Needless to say, the man born Neymar da Silva Santos Junior, scored and, in a country which demands footballing heroes, expectations soared. “We played even better than expected,” beamed Neymar after Sunday’s Confederations Cup demolition job on world champions Spain.
“I am really happy. We made a lot of people happy, but we must keep our feet on the ground,” said the star.
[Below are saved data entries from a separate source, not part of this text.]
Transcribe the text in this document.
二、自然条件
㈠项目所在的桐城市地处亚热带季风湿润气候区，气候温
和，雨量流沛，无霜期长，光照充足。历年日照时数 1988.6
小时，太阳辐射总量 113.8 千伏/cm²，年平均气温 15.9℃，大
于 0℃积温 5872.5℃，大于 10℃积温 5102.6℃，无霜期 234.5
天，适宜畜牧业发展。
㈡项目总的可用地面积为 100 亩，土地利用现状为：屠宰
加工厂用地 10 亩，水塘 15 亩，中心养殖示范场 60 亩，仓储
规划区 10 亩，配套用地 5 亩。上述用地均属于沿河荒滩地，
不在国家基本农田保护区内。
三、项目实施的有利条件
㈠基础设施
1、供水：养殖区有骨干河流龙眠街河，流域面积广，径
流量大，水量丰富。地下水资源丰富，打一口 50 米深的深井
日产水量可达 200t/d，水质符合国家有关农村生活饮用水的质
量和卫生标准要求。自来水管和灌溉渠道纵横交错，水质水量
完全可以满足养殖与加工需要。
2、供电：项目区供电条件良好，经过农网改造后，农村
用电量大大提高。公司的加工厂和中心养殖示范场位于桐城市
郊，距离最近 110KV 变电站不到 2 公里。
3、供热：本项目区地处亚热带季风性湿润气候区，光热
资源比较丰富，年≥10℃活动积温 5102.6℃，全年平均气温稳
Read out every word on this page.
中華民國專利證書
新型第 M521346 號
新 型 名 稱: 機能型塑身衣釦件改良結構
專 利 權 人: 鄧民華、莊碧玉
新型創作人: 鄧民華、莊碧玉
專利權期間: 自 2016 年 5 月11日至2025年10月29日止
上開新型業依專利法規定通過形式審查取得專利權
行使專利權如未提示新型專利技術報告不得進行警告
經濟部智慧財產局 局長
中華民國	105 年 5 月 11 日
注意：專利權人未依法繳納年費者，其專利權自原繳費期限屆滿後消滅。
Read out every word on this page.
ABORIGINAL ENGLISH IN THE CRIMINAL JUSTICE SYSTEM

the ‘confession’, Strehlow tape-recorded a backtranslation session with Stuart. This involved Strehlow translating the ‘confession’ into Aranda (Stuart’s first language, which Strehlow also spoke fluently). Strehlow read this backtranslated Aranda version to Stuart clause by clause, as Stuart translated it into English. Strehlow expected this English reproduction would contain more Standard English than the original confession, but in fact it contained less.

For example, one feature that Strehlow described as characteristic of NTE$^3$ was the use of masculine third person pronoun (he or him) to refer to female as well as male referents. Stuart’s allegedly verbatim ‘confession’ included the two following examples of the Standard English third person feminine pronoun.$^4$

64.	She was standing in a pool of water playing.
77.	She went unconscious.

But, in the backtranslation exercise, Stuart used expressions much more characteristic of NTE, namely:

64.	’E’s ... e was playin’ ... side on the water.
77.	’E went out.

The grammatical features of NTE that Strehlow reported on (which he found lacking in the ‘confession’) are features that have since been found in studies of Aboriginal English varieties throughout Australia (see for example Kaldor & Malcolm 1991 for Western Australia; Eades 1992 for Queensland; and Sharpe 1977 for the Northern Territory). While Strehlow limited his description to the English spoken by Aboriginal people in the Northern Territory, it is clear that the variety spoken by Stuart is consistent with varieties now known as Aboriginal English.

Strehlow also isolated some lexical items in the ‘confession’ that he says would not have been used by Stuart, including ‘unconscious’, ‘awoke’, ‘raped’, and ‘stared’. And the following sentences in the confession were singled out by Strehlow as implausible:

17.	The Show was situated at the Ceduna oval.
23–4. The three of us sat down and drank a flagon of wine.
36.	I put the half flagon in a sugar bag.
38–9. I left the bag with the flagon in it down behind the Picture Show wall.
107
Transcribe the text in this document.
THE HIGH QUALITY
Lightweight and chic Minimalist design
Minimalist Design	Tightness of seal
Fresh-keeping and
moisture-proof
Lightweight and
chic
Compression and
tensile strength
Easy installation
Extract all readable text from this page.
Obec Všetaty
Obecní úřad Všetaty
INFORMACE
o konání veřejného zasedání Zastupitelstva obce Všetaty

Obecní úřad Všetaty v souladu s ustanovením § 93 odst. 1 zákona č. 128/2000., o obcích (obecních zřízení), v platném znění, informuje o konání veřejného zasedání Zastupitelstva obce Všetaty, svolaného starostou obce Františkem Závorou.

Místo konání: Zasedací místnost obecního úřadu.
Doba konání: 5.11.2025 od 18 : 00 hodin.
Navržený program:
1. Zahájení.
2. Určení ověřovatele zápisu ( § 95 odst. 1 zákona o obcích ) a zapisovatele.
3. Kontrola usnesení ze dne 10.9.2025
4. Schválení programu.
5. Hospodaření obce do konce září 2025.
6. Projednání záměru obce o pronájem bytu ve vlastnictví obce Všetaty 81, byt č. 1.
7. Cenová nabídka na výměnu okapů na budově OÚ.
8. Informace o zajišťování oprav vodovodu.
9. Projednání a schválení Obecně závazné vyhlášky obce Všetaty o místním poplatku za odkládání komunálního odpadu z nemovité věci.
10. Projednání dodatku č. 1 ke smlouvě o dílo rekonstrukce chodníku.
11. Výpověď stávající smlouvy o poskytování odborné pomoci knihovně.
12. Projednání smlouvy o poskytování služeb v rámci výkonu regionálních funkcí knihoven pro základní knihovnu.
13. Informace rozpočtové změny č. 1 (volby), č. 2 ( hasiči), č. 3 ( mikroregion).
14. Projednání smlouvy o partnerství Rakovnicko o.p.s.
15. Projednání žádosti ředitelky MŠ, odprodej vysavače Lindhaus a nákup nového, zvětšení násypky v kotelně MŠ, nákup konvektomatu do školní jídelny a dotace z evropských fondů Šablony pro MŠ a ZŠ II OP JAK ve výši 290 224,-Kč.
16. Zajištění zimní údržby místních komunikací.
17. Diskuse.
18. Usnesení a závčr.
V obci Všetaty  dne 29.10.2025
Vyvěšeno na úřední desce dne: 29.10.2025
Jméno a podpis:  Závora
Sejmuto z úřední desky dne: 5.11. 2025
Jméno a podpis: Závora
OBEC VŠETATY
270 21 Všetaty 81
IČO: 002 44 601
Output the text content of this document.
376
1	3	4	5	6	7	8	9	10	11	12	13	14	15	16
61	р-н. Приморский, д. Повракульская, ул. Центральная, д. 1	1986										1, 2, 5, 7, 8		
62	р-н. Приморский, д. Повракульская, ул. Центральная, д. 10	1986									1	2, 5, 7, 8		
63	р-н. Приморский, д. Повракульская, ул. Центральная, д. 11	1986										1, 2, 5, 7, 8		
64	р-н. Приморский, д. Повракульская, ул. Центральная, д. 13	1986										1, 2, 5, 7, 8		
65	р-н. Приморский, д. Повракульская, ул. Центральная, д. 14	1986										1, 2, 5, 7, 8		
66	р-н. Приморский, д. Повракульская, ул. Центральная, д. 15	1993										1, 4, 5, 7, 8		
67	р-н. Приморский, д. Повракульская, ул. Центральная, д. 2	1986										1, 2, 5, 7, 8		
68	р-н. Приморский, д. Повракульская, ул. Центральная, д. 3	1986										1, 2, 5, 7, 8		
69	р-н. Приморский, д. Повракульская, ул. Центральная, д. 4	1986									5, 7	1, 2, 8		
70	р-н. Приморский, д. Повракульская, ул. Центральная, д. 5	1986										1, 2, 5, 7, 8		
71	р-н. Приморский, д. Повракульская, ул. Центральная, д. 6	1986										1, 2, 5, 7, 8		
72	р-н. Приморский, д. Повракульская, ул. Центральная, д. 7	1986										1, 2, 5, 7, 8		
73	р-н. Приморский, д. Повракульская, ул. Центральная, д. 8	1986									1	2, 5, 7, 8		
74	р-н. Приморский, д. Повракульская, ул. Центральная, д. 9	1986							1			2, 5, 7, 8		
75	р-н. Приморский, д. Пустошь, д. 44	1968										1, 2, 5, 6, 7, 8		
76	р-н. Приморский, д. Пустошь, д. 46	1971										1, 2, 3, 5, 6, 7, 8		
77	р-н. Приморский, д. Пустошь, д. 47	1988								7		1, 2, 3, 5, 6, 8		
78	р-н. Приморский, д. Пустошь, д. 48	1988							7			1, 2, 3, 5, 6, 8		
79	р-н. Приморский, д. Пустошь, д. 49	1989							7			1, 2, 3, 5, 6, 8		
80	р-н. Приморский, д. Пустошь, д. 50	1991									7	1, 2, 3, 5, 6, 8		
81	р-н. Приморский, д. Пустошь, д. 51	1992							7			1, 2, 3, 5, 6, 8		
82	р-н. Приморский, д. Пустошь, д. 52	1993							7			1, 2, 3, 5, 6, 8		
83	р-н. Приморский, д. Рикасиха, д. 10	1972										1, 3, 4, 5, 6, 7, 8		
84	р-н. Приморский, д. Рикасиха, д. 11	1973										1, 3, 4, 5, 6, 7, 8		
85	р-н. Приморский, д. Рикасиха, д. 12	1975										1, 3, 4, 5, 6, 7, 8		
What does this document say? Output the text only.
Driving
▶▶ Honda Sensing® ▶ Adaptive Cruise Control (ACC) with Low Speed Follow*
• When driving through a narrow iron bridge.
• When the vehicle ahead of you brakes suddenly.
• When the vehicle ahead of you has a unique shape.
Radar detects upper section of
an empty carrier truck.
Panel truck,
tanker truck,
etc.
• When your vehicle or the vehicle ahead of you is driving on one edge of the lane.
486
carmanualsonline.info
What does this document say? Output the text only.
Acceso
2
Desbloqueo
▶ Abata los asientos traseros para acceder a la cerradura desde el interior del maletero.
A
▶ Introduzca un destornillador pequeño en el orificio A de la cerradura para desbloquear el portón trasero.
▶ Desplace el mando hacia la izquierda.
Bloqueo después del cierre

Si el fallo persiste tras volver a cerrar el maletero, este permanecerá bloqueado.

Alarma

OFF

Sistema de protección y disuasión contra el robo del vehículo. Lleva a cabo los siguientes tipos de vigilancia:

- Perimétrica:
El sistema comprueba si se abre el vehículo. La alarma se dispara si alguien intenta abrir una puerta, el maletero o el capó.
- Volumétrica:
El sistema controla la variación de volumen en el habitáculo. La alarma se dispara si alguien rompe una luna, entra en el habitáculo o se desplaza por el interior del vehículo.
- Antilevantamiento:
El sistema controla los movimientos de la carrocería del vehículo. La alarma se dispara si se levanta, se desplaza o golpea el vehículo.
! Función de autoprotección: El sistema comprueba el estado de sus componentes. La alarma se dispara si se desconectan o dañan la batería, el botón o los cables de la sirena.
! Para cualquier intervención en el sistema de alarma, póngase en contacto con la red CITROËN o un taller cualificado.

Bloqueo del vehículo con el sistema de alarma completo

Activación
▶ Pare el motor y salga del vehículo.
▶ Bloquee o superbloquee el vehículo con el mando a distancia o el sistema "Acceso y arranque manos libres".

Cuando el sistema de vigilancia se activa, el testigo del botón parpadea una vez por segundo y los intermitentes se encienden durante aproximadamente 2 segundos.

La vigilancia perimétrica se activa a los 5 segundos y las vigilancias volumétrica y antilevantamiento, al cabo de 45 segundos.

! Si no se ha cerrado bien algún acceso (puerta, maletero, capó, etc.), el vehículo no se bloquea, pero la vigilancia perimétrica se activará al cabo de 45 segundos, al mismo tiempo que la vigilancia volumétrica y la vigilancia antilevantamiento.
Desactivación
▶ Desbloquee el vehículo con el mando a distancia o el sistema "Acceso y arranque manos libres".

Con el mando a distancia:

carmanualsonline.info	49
Pele may have set the bar impossibly high - one thing Neymar can never do is win a World Cup winners medal at the age of 17 - at that age he was just breaking into the side at Santos, Pele’s old club.
But the way the 21-year-old dismantled an admittedly below-par Spanish backline suggests the youngster does have the self-belief to at least to aspire to the Pele mantle.
The man himself said before the event that the current squad “are not good enough” to win top prizes, but with such outlandish talent at their disposal, Brazil will now start as favourites at a home World Cup next year.
By then he will have tasted the hard school that is La Liga with Barcelona, where he will start alongside Lionel Messi in a pairing that, if it works in tandem, will scare the living daylights out of everybody else in Spain and across Europe.
Neymar bamboozled men such as Andres Iniesta and Xavi, who will be teammates at the Nou Camp next season. “I respect and admire them very much. But today, I was representing my country and family and had to give them a hard time!”
However high he flies after Sunday, even before this triumph US sports magazine Sports Pro ranked him as the sports star with the most potential ahead even of Messi and golfer Rory McLlroy. “That’s just part of the job. It is a responsibility to bear - but a nice one,” said Neymar on learning of that praise.